Adjacent (ADJ) operator: A special case of proximity with a distance operator of one and a forward-only direction.

Contiguous Word Phrases (CWP)

Two or more words treated as a single semantic unit (e.g., "United States of America").
Acts as a special search operator similar to the proximity operator.
Called Literal Strings in WAIS and Exact Phrases in RetrievalWare.

Fuzzy Searches

Locate spellings of words similar to the entered search term.
Increases recall but decreases precision.
Includes terms with similar spellings, giving more weight to words with similar lengths and character positions.

Term Masking

Expands a query term by masking a portion of the term.
Types: fixed length and variable length (“don’t care” functions).
Variable length masking: Allows masking of any number of characters.
- Suffix Search: “*COMPUTER”
- Prefix Search: “COMPUTER*”
- Imbedded String Search: “COMPUTER”

Numeric and Date Ranges

Term masking does not work for finding ranges of numbers or numeric dates.

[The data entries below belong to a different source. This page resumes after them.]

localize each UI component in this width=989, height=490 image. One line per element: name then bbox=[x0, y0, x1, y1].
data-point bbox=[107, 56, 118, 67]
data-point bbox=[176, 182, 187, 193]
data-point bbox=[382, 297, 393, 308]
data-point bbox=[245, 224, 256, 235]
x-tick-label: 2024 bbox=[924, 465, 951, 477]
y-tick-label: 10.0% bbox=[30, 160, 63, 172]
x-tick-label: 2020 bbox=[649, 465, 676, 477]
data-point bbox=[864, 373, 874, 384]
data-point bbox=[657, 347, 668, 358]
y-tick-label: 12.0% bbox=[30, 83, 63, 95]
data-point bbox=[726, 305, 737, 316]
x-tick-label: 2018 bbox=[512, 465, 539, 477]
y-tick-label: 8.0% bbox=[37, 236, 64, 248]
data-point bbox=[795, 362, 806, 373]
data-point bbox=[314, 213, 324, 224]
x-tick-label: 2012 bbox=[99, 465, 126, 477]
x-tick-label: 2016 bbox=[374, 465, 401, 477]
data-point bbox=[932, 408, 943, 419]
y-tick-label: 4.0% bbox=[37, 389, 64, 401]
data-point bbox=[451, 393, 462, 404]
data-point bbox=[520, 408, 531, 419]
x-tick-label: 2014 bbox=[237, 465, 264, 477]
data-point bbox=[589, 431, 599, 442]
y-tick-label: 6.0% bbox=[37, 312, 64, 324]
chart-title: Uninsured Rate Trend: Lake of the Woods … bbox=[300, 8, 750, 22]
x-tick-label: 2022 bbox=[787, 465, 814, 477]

Concept/Thesaurus Expansion

Expands search terms via Thesaurus or Concept Class database reference tool.
Thesaurus: one-level or two-level expansion of a term to similar terms.
Concept Class: A tree structure that expands each meaning of a word into related concepts.
Thesauri can be semantic or based on statistics.

Natural Language Queries

Improve the recall of systems with a decrease in precision when negation is required.

Browse Capabilities

Allow the user to determine which items are of interest and select those to be displayed.
Display options: line item status and data visualization.
Ranking: Relevance scores are normalized to a value between 0.0 and 1.0.
Collaborative filtering: Provides an option for selecting and ordering output based upon other users queries.
Zoning: Minimizing what an end user needs to review from a hit item by zoning of passages.
Highlighting: Display the begining of a item with the first highlight and allow subsequent jumping to the next highlight.

Miscellaneous Capabilities

Vocabulary Browse

Displays words from the document database in alphabetical order, along with a count of unique items in which the word is found.
Helps determine the impact of using a fixed or variable length mask on a search term and potential mis-spellings.

Iterative Search and Search History Log

Iterative search refines the results of a previous search.
The search history log displays all previous searches executed during the current session.

Canned Query

The capability to name a query and store it to be retrieved and executed during a later user session.

Standards

Z39.50

A computer-to-computer communications standard for database searching and record retrieval.
Defines eight operation types: Init, Search, Present, Delete, Scan, Sort, Resource-report, and Extended Services.
The client (Origin) initiates the search and translates the query into a standardized format.
The server (Target) interfaces to the database and responds to requests from the Origin.

WAIS (Wide Area Information Servers)

An Internet system with specialized subject databases at multiple server locations.
The user enters a search argument for a selected database, and the client accesses all the servers on which the database is distributed.

RetrievalWare

An enterprise search engine emphasizing natural language processing and semantic networks.